Die zweite Änderung ist die Zugabe einer Carotin-Lösung in der Hinterkammer der Synthesezelle, die bequem 365 nm Licht absorbiert. Dies ist eine wichtige Änderung der Photolithographie-Einrichtung, da es verhindert, dass UV-Licht wieder auf das Array-Substrat reflektiert wird. Tatsächlich tritt nach dem Durchlaufen des interstitiellen Mediums zwischen den Substraten einfallendes UV-Licht durch den gebohrten Schlitten aus und erreicht den Quarzblock der Zelle. Die Fresnel-Gleichungen sagen voraus, dass 4 % des senkrecht einfallenden UV-Lichts von jeder der drei nachgeschalteten Luft-Glas-Schnittstellen (Ausgangsseite des 2. Substrats und beidseitig des Quarzblocks) und zurück auf das Synthesesubstrat reflektieren werden. zu unbeabsichtigter Exposition von photogeschützten Oligonukleotiden führen. Beugung und Streuung tragen auch zum "Off-Target"-Photodeprotection und damit zur Nukleotideinfügung bei, was sich direkt auf die Fehlerrate der Synthese auswirkt, aber diese Beiträge sind viel kleiner als Reflexionen und können hauptsächlich durch Reflexionen angegangen werden. Verringerung der Synthesedichte (Lücken zwischen den Merkmalen).
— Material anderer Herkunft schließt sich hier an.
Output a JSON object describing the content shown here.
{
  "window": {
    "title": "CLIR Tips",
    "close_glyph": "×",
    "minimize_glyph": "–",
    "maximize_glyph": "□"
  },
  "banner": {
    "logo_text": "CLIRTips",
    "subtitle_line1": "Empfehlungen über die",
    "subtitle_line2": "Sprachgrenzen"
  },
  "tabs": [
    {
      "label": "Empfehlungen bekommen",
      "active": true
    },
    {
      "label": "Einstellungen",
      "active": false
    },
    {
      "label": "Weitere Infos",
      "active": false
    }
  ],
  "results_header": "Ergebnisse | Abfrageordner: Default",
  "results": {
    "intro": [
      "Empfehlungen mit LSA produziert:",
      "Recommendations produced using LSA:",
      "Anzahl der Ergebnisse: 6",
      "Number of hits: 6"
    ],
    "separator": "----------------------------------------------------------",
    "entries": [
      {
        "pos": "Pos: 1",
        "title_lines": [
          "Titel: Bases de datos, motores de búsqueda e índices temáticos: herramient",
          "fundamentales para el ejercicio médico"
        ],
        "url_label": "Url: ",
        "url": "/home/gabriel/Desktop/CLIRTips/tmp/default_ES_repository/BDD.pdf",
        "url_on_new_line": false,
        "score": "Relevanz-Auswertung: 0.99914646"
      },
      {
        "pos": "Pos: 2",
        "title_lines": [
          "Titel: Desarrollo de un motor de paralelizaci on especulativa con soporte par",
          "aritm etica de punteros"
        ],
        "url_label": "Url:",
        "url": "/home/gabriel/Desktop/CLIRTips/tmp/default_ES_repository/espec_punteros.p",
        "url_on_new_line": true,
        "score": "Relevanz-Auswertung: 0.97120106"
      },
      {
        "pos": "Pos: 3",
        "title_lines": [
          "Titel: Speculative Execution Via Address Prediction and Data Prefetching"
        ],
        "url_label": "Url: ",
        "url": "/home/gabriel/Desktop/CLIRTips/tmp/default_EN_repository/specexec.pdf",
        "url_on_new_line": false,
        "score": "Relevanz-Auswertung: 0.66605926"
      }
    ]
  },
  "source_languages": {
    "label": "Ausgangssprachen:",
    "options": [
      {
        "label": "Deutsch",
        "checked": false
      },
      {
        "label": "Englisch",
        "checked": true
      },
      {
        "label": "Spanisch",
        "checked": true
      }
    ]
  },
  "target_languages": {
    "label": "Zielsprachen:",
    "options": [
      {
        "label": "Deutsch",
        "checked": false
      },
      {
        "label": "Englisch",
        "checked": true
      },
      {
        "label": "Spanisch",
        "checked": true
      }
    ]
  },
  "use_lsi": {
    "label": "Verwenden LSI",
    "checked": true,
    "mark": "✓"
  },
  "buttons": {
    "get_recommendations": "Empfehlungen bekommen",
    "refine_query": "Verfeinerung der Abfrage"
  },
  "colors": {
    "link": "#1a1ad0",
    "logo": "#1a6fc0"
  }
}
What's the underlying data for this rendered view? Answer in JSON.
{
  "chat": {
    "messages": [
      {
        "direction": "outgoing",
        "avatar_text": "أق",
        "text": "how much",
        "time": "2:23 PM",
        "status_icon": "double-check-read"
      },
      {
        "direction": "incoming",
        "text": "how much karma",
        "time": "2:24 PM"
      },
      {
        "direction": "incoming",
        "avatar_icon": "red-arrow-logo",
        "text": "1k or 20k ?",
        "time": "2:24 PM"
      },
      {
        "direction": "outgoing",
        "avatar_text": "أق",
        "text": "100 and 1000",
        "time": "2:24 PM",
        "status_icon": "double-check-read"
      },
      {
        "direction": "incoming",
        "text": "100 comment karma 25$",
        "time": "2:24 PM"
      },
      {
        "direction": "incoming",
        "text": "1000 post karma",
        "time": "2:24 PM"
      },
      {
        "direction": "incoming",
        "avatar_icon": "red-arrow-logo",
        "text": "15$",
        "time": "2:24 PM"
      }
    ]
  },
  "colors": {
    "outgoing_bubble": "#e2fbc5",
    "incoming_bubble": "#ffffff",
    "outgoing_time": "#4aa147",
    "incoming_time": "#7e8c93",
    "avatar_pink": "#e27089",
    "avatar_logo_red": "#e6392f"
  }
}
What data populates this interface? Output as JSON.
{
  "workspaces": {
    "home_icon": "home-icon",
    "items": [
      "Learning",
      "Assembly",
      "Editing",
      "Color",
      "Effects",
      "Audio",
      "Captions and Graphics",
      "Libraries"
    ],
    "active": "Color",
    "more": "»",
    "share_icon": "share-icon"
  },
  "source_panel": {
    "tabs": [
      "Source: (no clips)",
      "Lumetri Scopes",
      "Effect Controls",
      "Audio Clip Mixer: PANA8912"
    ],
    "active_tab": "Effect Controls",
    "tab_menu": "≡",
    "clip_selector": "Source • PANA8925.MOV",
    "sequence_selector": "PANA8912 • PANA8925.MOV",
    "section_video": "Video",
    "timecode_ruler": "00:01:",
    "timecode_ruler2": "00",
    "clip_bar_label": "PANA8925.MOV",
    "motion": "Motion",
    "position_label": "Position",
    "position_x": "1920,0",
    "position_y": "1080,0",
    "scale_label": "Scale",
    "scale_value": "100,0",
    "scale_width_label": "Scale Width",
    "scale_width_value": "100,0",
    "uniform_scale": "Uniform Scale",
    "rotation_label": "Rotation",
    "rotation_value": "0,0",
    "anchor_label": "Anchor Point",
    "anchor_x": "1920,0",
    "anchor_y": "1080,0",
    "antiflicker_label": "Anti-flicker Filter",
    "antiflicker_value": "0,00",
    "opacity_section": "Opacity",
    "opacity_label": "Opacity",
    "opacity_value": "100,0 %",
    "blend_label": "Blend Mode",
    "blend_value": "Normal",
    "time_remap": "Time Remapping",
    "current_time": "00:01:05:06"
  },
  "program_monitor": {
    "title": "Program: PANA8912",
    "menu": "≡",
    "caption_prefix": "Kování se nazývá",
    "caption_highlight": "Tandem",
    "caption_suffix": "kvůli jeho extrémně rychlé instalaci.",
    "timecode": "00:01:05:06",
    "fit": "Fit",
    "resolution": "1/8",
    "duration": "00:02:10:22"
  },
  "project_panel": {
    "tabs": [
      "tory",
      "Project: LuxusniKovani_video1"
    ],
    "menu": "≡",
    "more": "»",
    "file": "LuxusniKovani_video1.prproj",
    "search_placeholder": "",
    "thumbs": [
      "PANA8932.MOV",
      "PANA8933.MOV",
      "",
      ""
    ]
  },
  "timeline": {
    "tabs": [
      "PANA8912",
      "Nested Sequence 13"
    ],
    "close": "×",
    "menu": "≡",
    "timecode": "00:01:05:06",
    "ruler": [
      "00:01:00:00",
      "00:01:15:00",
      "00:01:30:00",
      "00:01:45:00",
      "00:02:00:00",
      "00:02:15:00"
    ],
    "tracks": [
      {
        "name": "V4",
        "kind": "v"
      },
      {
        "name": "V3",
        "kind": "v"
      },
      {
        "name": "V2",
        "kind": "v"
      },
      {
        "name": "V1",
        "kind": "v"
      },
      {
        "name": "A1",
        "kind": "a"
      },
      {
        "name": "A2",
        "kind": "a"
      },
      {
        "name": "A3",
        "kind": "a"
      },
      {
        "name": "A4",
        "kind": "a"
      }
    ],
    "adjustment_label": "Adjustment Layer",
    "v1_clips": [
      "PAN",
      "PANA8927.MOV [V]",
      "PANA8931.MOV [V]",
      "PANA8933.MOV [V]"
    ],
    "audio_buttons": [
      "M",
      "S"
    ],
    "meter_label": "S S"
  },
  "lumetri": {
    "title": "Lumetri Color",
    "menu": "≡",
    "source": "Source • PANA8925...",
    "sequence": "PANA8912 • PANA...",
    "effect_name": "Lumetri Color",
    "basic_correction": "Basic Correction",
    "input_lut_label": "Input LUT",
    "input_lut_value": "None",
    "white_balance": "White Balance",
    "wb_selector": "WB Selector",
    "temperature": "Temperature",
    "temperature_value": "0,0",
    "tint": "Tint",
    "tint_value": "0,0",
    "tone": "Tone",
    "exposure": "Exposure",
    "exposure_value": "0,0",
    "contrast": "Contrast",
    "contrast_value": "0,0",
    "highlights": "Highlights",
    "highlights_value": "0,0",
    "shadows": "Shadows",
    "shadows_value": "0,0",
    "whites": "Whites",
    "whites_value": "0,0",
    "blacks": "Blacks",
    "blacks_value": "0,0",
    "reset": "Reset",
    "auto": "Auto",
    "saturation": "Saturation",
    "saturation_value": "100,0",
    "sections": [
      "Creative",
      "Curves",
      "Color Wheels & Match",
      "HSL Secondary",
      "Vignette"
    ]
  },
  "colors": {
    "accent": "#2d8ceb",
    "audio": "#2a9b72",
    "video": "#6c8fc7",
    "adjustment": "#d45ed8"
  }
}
Wir haben festgestellt, dass der Gehalt an Carotin-Lösung in der unteren Kammer der Zelle nur in den ersten Minuten der Arraysynthese leicht abnimmt und daher überwacht und nachjustiert werden muss.
Schließlich ist die dritte Änderung die Deprotection-Lösung, die EtOH durch Toluen ersetzt, das die geklammerte DNA-Bibliothek an die Oberfläche gebunden hält, vermutlich durch elektrostatische Wechselwirkungen. Wenn Sie nach dem ACN-Waschen eine kleine Menge Wasser auf den Synthesebereich auftragen, können Sie die Bibliothek bequem sammeln. Der Prozess ist jedoch nur erfolgreich, wenn der Wassergehalt in EDA und Toluen minimal ist, wodurch die Nukleinsäure im Deprotection-Cocktail völlig unlöslich wird. Alternativ können DNA-Bibliotheken mit Ammoniak 9,10,14,35vom Chip abgeklaut und dann durch Erhitzen der DNA-haltigen wässrigen Ammoniaklösung über Nacht weiter auf 55 °C erhitzt werden. Die Wiederherstellung von DNA-Bibliotheken mit Ammoniak ist jedoch nicht mit RNA kompatibel. RNA-Oligonukleotide auf einem basissturierbaren Substrat können von der Oberfläche mit dem oben beschriebenen EDA/Toluol-Verfahren eluiert werden, jedoch nur in der vorletzten Phase nach der zweistufigen Deprotection-Strategie Et3N und Hydrazin28.
Alternative Strategien zur Rückgewinnung von Oligonukleotidbecken aus Mikroarrays ohne die Notwendigkeit einer spezifischen Grundbehandlung existieren, sind grundsätzlich mit der Photolithographie kompatibel und setzen auf den Einsatz von Enzymen. Zum Beispiel kann ein einzelnes Deoxyuracil-Nukleotid das Ziel der Uracil-DNA-Glykosomalase (UDG) sein und aus dem Rest der DNA-Sequenz entfernt werden, oder eine einzelne RNA-Einheit kann durch RNase H Typ 2-Enzyme erkannt werden und die Phosphodiesterbindung 5' an die RNA , die 5' DNA Teil23.
Wir haben jetzt eine leistungsfähige, zuverlässige und hochdichte Methode für die Synthese von DNA, RNA und hybriden DNA/RNA-Mikroarrays. Diese können nicht nur als Plattformen für Hybridisierung oder Bindungstests36dienen, sondern stellen auch eine schnelle und kostengünstige Möglichkeit dar, komplexe Nukleinsäurebibliotheken herzustellen. Für die DNA-basierte digitale Datenspeicherung kann die Mikroarray-Photolithographie zu einer potenziellen Lösung für den "Schreib"-Engpass (d. h. zur Kodierung von Informationen durch Synthese) werden. Der Erfolg bei der digitalen Codierung auf DNA und in der de novo Genassembly hängt von der Sequenztreue ab, die sich auf Syntheseebene in der Fehlerrate niederschlägt. Synthetische und optische Fehler in unseren aktuellen Array-Fertigungsprotokollen werden an anderer Stelle diskutiert und berichtet. Parallel dazu werden derzeit Anstrengungen unternommen, um den Fertigungsumfang und den Durchsatz weiter zu erhöhen.